Metal-Bridged Graphene–Protein Supraparticles for Analog and Digital Nitric Oxide Sensing

Self-limited nanoassemblies, such as supraparticles (SPs), can be made from virtually any nanoscale components, but SPs from nanocarbons including graphene quantum dots (GQDs), are hardly known because of the weak van der Waals attraction between them. Here it is shown that highly uniform SPs from GQDs can be successfully assembled when the components are bridged by Tb³⁺ ions supplementing van der Waals interactions. Furthermore, they can be coassembled with superoxide dismutase, which also has weak attraction to GQDs.
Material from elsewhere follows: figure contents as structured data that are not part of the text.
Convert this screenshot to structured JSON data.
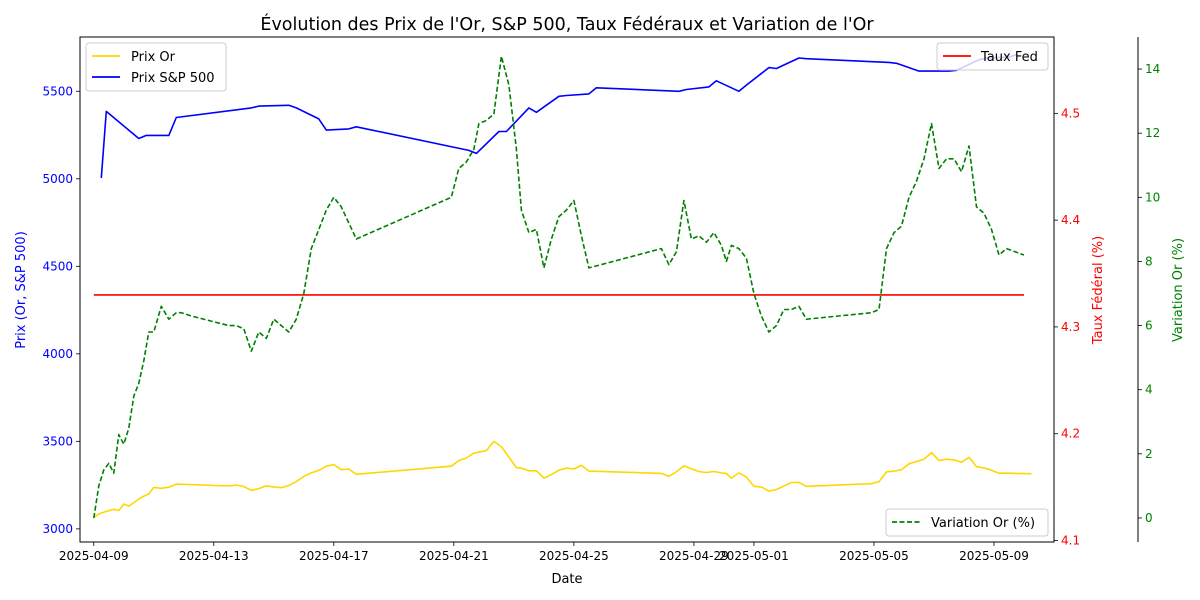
{
  "chart_data": {
    "type": "line",
    "title": "Évolution des Prix de l'Or, S&P 500, Taux Fédéraux et Variation de l'Or",
    "xlabel": "Date",
    "ylabel_left": "Prix (Or, S&P 500)",
    "ylabel_right1": "Taux Fédéral (%)",
    "ylabel_right2": "Variation Or (%)",
    "x_range": [
      "2025-04-08T13:00",
      "2025-05-11T00:00"
    ],
    "ylim_left": [
      2925,
      5810
    ],
    "ylim_right1": [
      4.0986,
      4.5715
    ],
    "ylim_right2": [
      -0.75,
      15.0
    ],
    "x_ticks": [
      {
        "date": "2025-04-09",
        "label": "2025-04-09"
      },
      {
        "date": "2025-04-13",
        "label": "2025-04-13"
      },
      {
        "date": "2025-04-17",
        "label": "2025-04-17"
      },
      {
        "date": "2025-04-21",
        "label": "2025-04-21"
      },
      {
        "date": "2025-04-25",
        "label": "2025-04-25"
      },
      {
        "date": "2025-04-29",
        "label": "2025-04-29"
      },
      {
        "date": "2025-05-01",
        "label": "2025-05-01"
      },
      {
        "date": "2025-05-05",
        "label": "2025-05-05"
      },
      {
        "date": "2025-05-09",
        "label": "2025-05-09"
      }
    ],
    "y_ticks_left": [
      "3000",
      "3500",
      "4000",
      "4500",
      "5000",
      "5500"
    ],
    "y_ticks_right1": [
      "4.1",
      "4.2",
      "4.3",
      "4.4",
      "4.5"
    ],
    "y_ticks_right2": [
      "0",
      "2",
      "4",
      "6",
      "8",
      "10",
      "12",
      "14"
    ],
    "legend_left": {
      "placement": "top-left",
      "entries": [
        "Prix Or",
        "Prix S&P 500"
      ]
    },
    "legend_right1": {
      "placement": "top-right",
      "entries": [
        "Taux Fed"
      ]
    },
    "legend_right2": {
      "placement": "bottom-right",
      "entries": [
        "Variation Or (%)"
      ]
    },
    "colors": {
      "gold": "#ffd700",
      "sp500": "#0000ff",
      "fed": "#ff0000",
      "variation": "#008000",
      "axis": "#000000"
    },
    "series": [
      {
        "name": "Prix Or",
        "axis": "left",
        "x": [
          "2025-04-09T00:00",
          "2025-04-09T04:00",
          "2025-04-09T10:00",
          "2025-04-09T16:00",
          "2025-04-09T20:00",
          "2025-04-10T00:00",
          "2025-04-10T04:00",
          "2025-04-10T08:00",
          "2025-04-10T14:00",
          "2025-04-10T20:00",
          "2025-04-11T00:00",
          "2025-04-11T06:00",
          "2025-04-11T12:00",
          "2025-04-11T18:00",
          "2025-04-13T12:00",
          "2025-04-13T18:00",
          "2025-04-14T00:00",
          "2025-04-14T06:00",
          "2025-04-14T12:00",
          "2025-04-14T18:00",
          "2025-04-15T00:00",
          "2025-04-15T06:00",
          "2025-04-15T12:00",
          "2025-04-15T18:00",
          "2025-04-16T00:00",
          "2025-04-16T06:00",
          "2025-04-16T12:00",
          "2025-04-16T18:00",
          "2025-04-17T00:00",
          "2025-04-17T06:00",
          "2025-04-17T12:00",
          "2025-04-17T18:00",
          "2025-04-20T22:00",
          "2025-04-21T04:00",
          "2025-04-21T10:00",
          "2025-04-21T16:00",
          "2025-04-21T20:00",
          "2025-04-22T02:00",
          "2025-04-22T08:00",
          "2025-04-22T14:00",
          "2025-04-22T20:00",
          "2025-04-23T02:00",
          "2025-04-23T06:00",
          "2025-04-23T12:00",
          "2025-04-23T18:00",
          "2025-04-24T00:00",
          "2025-04-24T06:00",
          "2025-04-24T12:00",
          "2025-04-24T18:00",
          "2025-04-25T00:00",
          "2025-04-25T06:00",
          "2025-04-25T12:00",
          "2025-04-27T22:00",
          "2025-04-28T04:00",
          "2025-04-28T10:00",
          "2025-04-28T16:00",
          "2025-04-28T22:00",
          "2025-04-29T04:00",
          "2025-04-29T10:00",
          "2025-04-29T16:00",
          "2025-04-29T22:00",
          "2025-04-30T02:00",
          "2025-04-30T06:00",
          "2025-04-30T12:00",
          "2025-04-30T18:00",
          "2025-05-01T00:00",
          "2025-05-01T06:00",
          "2025-05-01T12:00",
          "2025-05-01T18:00",
          "2025-05-02T00:00",
          "2025-05-02T06:00",
          "2025-05-02T12:00",
          "2025-05-02T18:00",
          "2025-05-04T22:00",
          "2025-05-05T04:00",
          "2025-05-05T10:00",
          "2025-05-05T16:00",
          "2025-05-05T22:00",
          "2025-05-06T04:00",
          "2025-05-06T10:00",
          "2025-05-06T16:00",
          "2025-05-06T22:00",
          "2025-05-07T04:00",
          "2025-05-07T10:00",
          "2025-05-07T16:00",
          "2025-05-07T22:00",
          "2025-05-08T04:00",
          "2025-05-08T10:00",
          "2025-05-08T16:00",
          "2025-05-08T22:00",
          "2025-05-09T04:00",
          "2025-05-09T10:00",
          "2025-05-10T06:00"
        ],
        "values": [
          3065,
          3085,
          3100,
          3112,
          3105,
          3142,
          3130,
          3150,
          3180,
          3200,
          3237,
          3232,
          3238,
          3256,
          3245,
          3250,
          3242,
          3220,
          3230,
          3246,
          3240,
          3235,
          3248,
          3270,
          3300,
          3320,
          3334,
          3358,
          3368,
          3338,
          3342,
          3312,
          3358,
          3390,
          3405,
          3433,
          3438,
          3448,
          3500,
          3470,
          3410,
          3350,
          3347,
          3332,
          3332,
          3290,
          3310,
          3335,
          3347,
          3342,
          3363,
          3330,
          3317,
          3300,
          3326,
          3360,
          3343,
          3327,
          3322,
          3328,
          3320,
          3316,
          3290,
          3320,
          3296,
          3243,
          3240,
          3215,
          3225,
          3245,
          3265,
          3265,
          3243,
          3258,
          3270,
          3325,
          3330,
          3338,
          3372,
          3385,
          3398,
          3436,
          3390,
          3398,
          3394,
          3381,
          3409,
          3355,
          3348,
          3335,
          3318,
          3318,
          3315
        ]
      },
      {
        "name": "Prix S&P 500",
        "axis": "left",
        "x": [
          "2025-04-09T06:00",
          "2025-04-09T10:00",
          "2025-04-10T12:00",
          "2025-04-10T18:00",
          "2025-04-11T12:00",
          "2025-04-11T18:00",
          "2025-04-14T06:00",
          "2025-04-14T12:00",
          "2025-04-15T12:00",
          "2025-04-15T18:00",
          "2025-04-16T12:00",
          "2025-04-16T18:00",
          "2025-04-17T12:00",
          "2025-04-17T18:00",
          "2025-04-21T12:00",
          "2025-04-21T18:00",
          "2025-04-22T12:00",
          "2025-04-22T18:00",
          "2025-04-23T12:00",
          "2025-04-23T18:00",
          "2025-04-24T12:00",
          "2025-04-24T18:00",
          "2025-04-25T12:00",
          "2025-04-25T18:00",
          "2025-04-28T12:00",
          "2025-04-28T18:00",
          "2025-04-29T12:00",
          "2025-04-29T18:00",
          "2025-04-30T12:00",
          "2025-04-30T18:00",
          "2025-05-01T12:00",
          "2025-05-01T18:00",
          "2025-05-02T12:00",
          "2025-05-02T18:00",
          "2025-05-05T12:00",
          "2025-05-05T18:00",
          "2025-05-06T12:00",
          "2025-05-06T18:00",
          "2025-05-07T12:00",
          "2025-05-07T18:00",
          "2025-05-08T12:00",
          "2025-05-08T18:00",
          "2025-05-09T12:00",
          "2025-05-09T18:00"
        ],
        "values": [
          5005,
          5385,
          5230,
          5248,
          5248,
          5350,
          5405,
          5415,
          5420,
          5405,
          5342,
          5278,
          5285,
          5297,
          5162,
          5145,
          5270,
          5270,
          5405,
          5380,
          5471,
          5476,
          5485,
          5520,
          5500,
          5510,
          5525,
          5560,
          5500,
          5535,
          5635,
          5630,
          5690,
          5686,
          5665,
          5660,
          5615,
          5615,
          5615,
          5620,
          5680,
          5690,
          5695,
          5710
        ]
      },
      {
        "name": "Taux Fed",
        "axis": "right1",
        "x": [
          "2025-04-09T00:00",
          "2025-05-10T00:00"
        ],
        "values": [
          4.33,
          4.33
        ]
      },
      {
        "name": "Variation Or (%)",
        "axis": "right2",
        "style": "dashed",
        "x": [
          "2025-04-09T00:00",
          "2025-04-09T04:00",
          "2025-04-09T08:00",
          "2025-04-09T12:00",
          "2025-04-09T16:00",
          "2025-04-09T20:00",
          "2025-04-10T00:00",
          "2025-04-10T04:00",
          "2025-04-10T08:00",
          "2025-04-10T12:00",
          "2025-04-10T16:00",
          "2025-04-10T20:00",
          "2025-04-11T00:00",
          "2025-04-11T06:00",
          "2025-04-11T12:00",
          "2025-04-11T18:00",
          "2025-04-11T22:00",
          "2025-04-12T06:00",
          "2025-04-13T12:00",
          "2025-04-13T18:00",
          "2025-04-14T00:00",
          "2025-04-14T06:00",
          "2025-04-14T12:00",
          "2025-04-14T18:00",
          "2025-04-15T00:00",
          "2025-04-15T06:00",
          "2025-04-15T12:00",
          "2025-04-15T18:00",
          "2025-04-16T00:00",
          "2025-04-16T06:00",
          "2025-04-16T12:00",
          "2025-04-16T18:00",
          "2025-04-17T00:00",
          "2025-04-17T06:00",
          "2025-04-17T12:00",
          "2025-04-17T18:00",
          "2025-04-20T22:00",
          "2025-04-21T04:00",
          "2025-04-21T10:00",
          "2025-04-21T16:00",
          "2025-04-21T20:00",
          "2025-04-22T02:00",
          "2025-04-22T08:00",
          "2025-04-22T14:00",
          "2025-04-22T20:00",
          "2025-04-23T02:00",
          "2025-04-23T06:00",
          "2025-04-23T12:00",
          "2025-04-23T18:00",
          "2025-04-24T00:00",
          "2025-04-24T06:00",
          "2025-04-24T12:00",
          "2025-04-24T18:00",
          "2025-04-25T00:00",
          "2025-04-25T06:00",
          "2025-04-25T12:00",
          "2025-04-27T22:00",
          "2025-04-28T04:00",
          "2025-04-28T10:00",
          "2025-04-28T16:00",
          "2025-04-28T22:00",
          "2025-04-29T04:00",
          "2025-04-29T10:00",
          "2025-04-29T16:00",
          "2025-04-29T22:00",
          "2025-04-30T02:00",
          "2025-04-30T06:00",
          "2025-04-30T12:00",
          "2025-04-30T18:00",
          "2025-05-01T00:00",
          "2025-05-01T06:00",
          "2025-05-01T12:00",
          "2025-05-01T18:00",
          "2025-05-02T00:00",
          "2025-05-02T06:00",
          "2025-05-02T12:00",
          "2025-05-02T18:00",
          "2025-05-04T22:00",
          "2025-05-05T04:00",
          "2025-05-05T10:00",
          "2025-05-05T16:00",
          "2025-05-05T22:00",
          "2025-05-06T04:00",
          "2025-05-06T10:00",
          "2025-05-06T16:00",
          "2025-05-06T22:00",
          "2025-05-07T04:00",
          "2025-05-07T10:00",
          "2025-05-07T16:00",
          "2025-05-07T22:00",
          "2025-05-08T04:00",
          "2025-05-08T10:00",
          "2025-05-08T16:00",
          "2025-05-08T22:00",
          "2025-05-09T04:00",
          "2025-05-09T10:00",
          "2025-05-10T00:00"
        ],
        "values": [
          0.0,
          1.0,
          1.5,
          1.7,
          1.4,
          2.6,
          2.3,
          2.8,
          3.8,
          4.2,
          4.9,
          5.8,
          5.8,
          6.6,
          6.2,
          6.4,
          6.4,
          6.3,
          6.0,
          6.0,
          5.9,
          5.2,
          5.8,
          5.6,
          6.2,
          6.0,
          5.8,
          6.2,
          7.0,
          8.4,
          9.0,
          9.6,
          10.0,
          9.7,
          9.2,
          8.7,
          10.0,
          10.9,
          11.1,
          11.5,
          12.3,
          12.4,
          12.6,
          14.4,
          13.5,
          11.5,
          9.6,
          8.9,
          9.0,
          7.8,
          8.7,
          9.4,
          9.6,
          9.9,
          8.8,
          7.8,
          8.4,
          7.9,
          8.3,
          9.9,
          8.7,
          8.8,
          8.6,
          8.9,
          8.5,
          8.0,
          8.5,
          8.4,
          8.1,
          7.0,
          6.3,
          5.8,
          6.0,
          6.5,
          6.5,
          6.6,
          6.2,
          6.4,
          6.5,
          8.4,
          8.9,
          9.1,
          10.0,
          10.5,
          11.2,
          12.3,
          10.9,
          11.2,
          11.2,
          10.8,
          11.6,
          9.7,
          9.5,
          9.0,
          8.2,
          8.4,
          8.2
        ]
      }
    ]
  }
}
Tight structural integration of multilevel components into SPs enables efficient transfer of excitonic energy from GQDs and protein to Tb³⁺. This mechanism is activated when Cu²⁺ is reduced to Cu¹⁺ by nitric oxide (NO)—an important biomarker for viral pulmonary infections and Alzheimer's disease. Due to multipronged fluorescence enhancement, the limit of NO detection improves 200 times reaching 10 × 10^–12 m. Furthermore, the uniform size of SPs enables digitization of the NO detection using the single particle detection format resulting in confident registration of as few as 600 molecules mL⁻¹. The practicality of the SP-based assay is demonstrated by the successful monitoring of NO in human breath. The biocompatible SPs combining proteins, carbonaceous nanostructures, and ionic components provide a general path for engineering uniquely sensitive assays for noninvasive tracking of infections and other diseases.